ANDREW: Good. Yeah, I was wondering - I have a quick question, comment about, you know, how were you able to keep all the news outlets from, you know, to get up on this story? You know, it's pretty hard to keep anything under wraps these days. And also just to comment real quick on the situation, you know, (unintelligible) you see the loss of the - his translator, was it? Who got - who was…

Mr. KELLER: Yes.

ANDREW: Yeah, and sort of about that, and just to say, you know, I agree with your sentiments about sending guys in to be - to rescue them, putting, you know, all the military lives in danger, as well.

CONAN: Yeah. Yeah.

Mr. KELLER: Thank you for that. I got to say, it's not easy stopping news these days. You know, it's a kind of game of Wackamole, things pop up on Web sites. One of the things that is, I guess, a little concerting to an old-fashioned reporter is how many news outlets are prepared to publish information or broadcast information or put it up on the Web without even bothering to call and find out that it's true.

So in this case, we had a number of instances of the story popping up on a Web site here, on a - you know, in a newspaper there. When we called, almost without exception, people were understanding about the need to take it down, and they did.

CONAN: Mm-hmm.

Mr. KELLER: So - but, you know, I certainly can't say that we enforced a complete blackout, nor could we.

CONAN: Let's see if we can get one more quick caller in. And this'll be Richard, Richard with us from Rochester, Minnesota.

RICHARD (Caller): Yes. Thank you. My question has really - I know this is hard to put because I know the situation is, you know, there's a lot grief to go around. But my question is, how is the process for deciding to blackout a story, how is that applied universally and how is the public's right to know still honored and upheld?

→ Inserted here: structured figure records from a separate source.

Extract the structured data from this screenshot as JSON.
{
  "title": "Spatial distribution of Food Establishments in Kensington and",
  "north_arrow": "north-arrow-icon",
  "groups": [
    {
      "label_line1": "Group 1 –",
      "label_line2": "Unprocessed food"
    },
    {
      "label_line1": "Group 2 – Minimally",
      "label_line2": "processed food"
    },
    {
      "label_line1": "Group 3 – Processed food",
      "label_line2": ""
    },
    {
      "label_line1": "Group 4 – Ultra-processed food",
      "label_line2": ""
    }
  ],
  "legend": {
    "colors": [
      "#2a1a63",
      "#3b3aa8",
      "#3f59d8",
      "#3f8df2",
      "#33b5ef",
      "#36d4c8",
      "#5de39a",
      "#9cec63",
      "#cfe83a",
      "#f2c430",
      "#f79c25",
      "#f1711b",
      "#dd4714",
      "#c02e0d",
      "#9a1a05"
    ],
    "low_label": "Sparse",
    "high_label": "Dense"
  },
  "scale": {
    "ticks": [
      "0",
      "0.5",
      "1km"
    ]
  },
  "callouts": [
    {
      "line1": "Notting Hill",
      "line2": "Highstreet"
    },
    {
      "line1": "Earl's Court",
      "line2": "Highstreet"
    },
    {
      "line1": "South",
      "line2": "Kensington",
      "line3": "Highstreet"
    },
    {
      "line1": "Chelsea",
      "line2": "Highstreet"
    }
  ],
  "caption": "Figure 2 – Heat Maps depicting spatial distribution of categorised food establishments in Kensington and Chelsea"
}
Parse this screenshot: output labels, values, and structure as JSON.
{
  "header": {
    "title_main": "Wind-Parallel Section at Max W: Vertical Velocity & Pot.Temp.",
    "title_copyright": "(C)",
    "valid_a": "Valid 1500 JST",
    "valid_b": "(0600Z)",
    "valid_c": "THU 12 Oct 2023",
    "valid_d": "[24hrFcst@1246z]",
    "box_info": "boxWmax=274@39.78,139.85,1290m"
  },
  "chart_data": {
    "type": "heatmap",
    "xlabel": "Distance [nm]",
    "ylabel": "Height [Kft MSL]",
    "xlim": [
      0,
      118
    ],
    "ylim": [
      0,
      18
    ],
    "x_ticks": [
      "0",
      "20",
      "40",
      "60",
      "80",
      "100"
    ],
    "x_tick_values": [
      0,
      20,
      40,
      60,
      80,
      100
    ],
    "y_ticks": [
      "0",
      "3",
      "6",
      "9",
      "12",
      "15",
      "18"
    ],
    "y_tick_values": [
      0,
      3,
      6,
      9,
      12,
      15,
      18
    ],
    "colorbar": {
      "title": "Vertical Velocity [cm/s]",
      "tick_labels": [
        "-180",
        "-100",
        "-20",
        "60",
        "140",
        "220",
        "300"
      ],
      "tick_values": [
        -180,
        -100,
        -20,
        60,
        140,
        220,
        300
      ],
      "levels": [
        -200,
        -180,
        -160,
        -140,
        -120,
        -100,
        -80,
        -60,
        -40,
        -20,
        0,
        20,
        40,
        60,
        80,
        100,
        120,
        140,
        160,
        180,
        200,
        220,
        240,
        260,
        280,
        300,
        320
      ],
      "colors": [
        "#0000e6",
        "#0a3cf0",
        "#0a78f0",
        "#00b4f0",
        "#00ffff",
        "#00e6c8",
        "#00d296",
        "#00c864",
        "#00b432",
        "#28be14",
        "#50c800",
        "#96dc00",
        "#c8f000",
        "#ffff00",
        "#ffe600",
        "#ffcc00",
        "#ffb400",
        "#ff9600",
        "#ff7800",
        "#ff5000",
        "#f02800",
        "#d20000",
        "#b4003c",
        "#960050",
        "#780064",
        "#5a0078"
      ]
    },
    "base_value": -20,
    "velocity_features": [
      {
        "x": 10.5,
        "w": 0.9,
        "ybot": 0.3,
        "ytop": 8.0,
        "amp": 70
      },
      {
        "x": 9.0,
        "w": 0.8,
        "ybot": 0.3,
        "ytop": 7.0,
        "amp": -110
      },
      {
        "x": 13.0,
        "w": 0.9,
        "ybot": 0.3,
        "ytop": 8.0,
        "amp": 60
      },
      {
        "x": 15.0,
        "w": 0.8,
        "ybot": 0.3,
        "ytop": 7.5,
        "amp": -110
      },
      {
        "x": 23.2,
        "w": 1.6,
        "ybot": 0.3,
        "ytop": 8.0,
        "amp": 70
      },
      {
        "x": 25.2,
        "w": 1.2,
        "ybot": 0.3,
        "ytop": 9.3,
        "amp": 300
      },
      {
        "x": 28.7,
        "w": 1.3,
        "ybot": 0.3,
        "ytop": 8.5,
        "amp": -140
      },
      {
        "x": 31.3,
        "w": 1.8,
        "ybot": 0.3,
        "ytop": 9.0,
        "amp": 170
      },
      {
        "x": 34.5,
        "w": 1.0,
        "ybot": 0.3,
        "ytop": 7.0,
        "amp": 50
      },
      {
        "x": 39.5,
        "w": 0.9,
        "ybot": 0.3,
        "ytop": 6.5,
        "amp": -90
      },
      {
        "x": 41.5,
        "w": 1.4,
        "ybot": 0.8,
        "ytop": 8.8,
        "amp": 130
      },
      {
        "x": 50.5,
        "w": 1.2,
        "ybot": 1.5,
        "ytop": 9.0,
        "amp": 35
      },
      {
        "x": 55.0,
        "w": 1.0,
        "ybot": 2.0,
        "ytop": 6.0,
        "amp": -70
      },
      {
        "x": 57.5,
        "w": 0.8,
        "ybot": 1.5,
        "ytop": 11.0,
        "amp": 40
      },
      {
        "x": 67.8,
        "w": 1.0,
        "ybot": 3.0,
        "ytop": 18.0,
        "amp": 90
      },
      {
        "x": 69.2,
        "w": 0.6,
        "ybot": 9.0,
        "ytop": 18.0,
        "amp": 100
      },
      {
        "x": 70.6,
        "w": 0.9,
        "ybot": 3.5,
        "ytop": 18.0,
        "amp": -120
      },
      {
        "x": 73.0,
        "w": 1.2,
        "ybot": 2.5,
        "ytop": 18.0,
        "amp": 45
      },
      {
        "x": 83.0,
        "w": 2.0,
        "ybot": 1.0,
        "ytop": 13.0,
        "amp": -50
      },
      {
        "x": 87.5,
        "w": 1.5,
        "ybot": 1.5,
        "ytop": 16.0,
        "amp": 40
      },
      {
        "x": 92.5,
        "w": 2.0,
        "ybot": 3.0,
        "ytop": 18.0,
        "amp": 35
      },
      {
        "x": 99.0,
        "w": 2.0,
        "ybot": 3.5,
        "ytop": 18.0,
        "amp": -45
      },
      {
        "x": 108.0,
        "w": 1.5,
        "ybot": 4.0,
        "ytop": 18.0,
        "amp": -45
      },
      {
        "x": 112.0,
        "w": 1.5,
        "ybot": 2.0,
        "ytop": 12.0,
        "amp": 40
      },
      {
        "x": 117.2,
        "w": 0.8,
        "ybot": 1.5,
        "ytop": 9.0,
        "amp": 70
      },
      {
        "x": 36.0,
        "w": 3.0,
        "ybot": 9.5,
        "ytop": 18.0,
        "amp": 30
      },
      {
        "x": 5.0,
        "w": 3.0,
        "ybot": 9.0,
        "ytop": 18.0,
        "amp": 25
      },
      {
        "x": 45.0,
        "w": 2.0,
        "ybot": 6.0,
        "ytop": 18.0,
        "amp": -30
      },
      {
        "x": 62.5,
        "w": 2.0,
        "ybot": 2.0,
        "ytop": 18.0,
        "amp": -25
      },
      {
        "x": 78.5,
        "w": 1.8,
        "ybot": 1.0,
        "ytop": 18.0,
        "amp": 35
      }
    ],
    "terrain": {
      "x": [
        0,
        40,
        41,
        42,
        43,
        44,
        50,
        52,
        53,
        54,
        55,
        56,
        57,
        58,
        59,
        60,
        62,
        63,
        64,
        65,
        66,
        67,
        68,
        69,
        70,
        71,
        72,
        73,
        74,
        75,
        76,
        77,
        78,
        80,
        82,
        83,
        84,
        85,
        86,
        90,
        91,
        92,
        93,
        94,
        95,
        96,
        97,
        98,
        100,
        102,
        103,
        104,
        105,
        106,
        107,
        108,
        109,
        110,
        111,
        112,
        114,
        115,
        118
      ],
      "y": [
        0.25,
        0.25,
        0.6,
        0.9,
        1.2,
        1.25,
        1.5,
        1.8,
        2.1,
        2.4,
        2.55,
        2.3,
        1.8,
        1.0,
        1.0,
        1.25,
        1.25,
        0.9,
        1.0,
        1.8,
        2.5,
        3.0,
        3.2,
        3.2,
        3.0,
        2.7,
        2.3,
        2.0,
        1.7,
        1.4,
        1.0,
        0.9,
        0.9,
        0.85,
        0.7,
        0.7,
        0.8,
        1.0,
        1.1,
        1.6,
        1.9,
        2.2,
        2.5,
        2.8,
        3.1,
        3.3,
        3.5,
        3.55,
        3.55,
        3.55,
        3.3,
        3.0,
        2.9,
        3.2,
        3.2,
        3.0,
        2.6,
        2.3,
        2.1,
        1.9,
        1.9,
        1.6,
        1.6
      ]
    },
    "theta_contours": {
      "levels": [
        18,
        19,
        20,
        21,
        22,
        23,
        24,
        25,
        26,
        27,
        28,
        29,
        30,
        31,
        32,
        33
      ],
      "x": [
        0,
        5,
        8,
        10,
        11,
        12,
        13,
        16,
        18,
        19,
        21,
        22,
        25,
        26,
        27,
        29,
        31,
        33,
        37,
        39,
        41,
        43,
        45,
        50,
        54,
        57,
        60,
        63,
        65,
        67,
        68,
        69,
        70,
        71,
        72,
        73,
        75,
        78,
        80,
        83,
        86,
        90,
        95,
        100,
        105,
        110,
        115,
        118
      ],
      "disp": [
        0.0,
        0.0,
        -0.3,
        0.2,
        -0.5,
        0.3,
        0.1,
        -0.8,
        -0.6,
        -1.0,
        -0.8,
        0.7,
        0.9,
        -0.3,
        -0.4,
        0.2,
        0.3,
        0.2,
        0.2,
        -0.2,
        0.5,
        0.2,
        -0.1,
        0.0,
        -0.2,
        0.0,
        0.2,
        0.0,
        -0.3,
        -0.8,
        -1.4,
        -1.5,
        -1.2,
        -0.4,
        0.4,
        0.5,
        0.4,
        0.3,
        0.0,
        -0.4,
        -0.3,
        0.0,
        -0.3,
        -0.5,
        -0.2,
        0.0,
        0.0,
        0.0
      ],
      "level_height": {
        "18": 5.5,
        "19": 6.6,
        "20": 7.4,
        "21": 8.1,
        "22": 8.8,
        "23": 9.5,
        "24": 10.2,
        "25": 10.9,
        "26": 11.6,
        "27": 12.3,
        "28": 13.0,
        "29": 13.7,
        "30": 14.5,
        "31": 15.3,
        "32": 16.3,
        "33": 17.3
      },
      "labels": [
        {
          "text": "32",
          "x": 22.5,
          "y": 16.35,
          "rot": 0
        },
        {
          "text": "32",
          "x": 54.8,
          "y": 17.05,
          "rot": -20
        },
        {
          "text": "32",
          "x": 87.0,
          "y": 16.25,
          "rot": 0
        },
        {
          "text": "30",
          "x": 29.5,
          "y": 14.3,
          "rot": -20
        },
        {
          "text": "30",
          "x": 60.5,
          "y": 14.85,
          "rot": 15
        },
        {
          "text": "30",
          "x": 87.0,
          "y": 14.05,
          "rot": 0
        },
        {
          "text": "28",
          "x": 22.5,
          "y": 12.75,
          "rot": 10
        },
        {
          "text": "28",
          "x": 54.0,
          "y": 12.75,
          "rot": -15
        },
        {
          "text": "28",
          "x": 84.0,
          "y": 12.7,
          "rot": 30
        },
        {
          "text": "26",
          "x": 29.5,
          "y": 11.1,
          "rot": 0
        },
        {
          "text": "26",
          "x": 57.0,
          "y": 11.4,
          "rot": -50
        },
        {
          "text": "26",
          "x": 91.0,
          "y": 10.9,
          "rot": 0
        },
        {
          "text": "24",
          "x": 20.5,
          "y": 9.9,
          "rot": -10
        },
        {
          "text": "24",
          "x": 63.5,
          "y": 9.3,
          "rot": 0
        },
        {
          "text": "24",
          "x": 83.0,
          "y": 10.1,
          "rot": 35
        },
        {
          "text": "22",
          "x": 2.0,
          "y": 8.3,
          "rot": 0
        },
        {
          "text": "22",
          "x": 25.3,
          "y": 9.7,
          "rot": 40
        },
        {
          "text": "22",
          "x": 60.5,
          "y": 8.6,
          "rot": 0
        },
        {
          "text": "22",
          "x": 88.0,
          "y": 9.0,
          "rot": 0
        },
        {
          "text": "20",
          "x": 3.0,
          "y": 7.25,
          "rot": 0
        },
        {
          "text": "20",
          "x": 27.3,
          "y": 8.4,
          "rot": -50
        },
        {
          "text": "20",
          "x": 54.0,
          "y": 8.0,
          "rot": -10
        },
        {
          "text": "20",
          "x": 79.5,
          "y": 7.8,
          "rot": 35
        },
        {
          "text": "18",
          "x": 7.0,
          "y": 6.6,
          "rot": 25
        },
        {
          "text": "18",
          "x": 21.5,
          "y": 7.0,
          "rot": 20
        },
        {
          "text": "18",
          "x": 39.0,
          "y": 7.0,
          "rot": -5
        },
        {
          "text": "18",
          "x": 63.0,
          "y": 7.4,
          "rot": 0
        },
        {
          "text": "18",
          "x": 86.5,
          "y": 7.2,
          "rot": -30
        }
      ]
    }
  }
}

Mr. KELLER: Well, our policy regarding kidnappings is that, you know, anytime that we are asked and told, you know, by somebody in authority that publishing the information could put lives at risk, we take that very seriously. And some of these cases, the kidnappers themselves will do a video and put it up on - you know, give it to Al Jazeera, and it's already global information. And at that point, keeping it secret is just, you know, it would be silly to try.

But we do respect requests. We've done it for, you know, government organizations, non-government organizations and other journalistic organizations. And from our own experience, we are certainly inclined to think that, you know, the public's right to know is important, but if they know a little bit later and if in the process of doing that we might save a life, you know, that we will try to do that.

CONAN: Richard, thanks very much.

And 30 seconds: Are you worried that Afghanistan is becoming like Iraq a few years ago, where it was impossible for anybody to travel?

Mr. KELLER: It's definitely getting worse. I think we've heard that from all of our correspondents. And, you know, after David Rohde was kidnapped, we went through and had did a complete security inventory in both Kabul and Baghdad and in Islamabad, as well, and set up some sort of stricter protocols for when reporters go out to work. I think we'll revisit those and see if they need a little more tightening now, because the situation is just getting more menacing in Afghanistan.

CONAN: Bill Keller, I know you've got an editorial meeting. Thanks very much for being with us.

Mr. KELLER: You're welcome.

CONAN: Bill Keller, executive editor in The New York Times, with us today by phone from his office in New York.

This is TALK OF THE NATION from NPR News.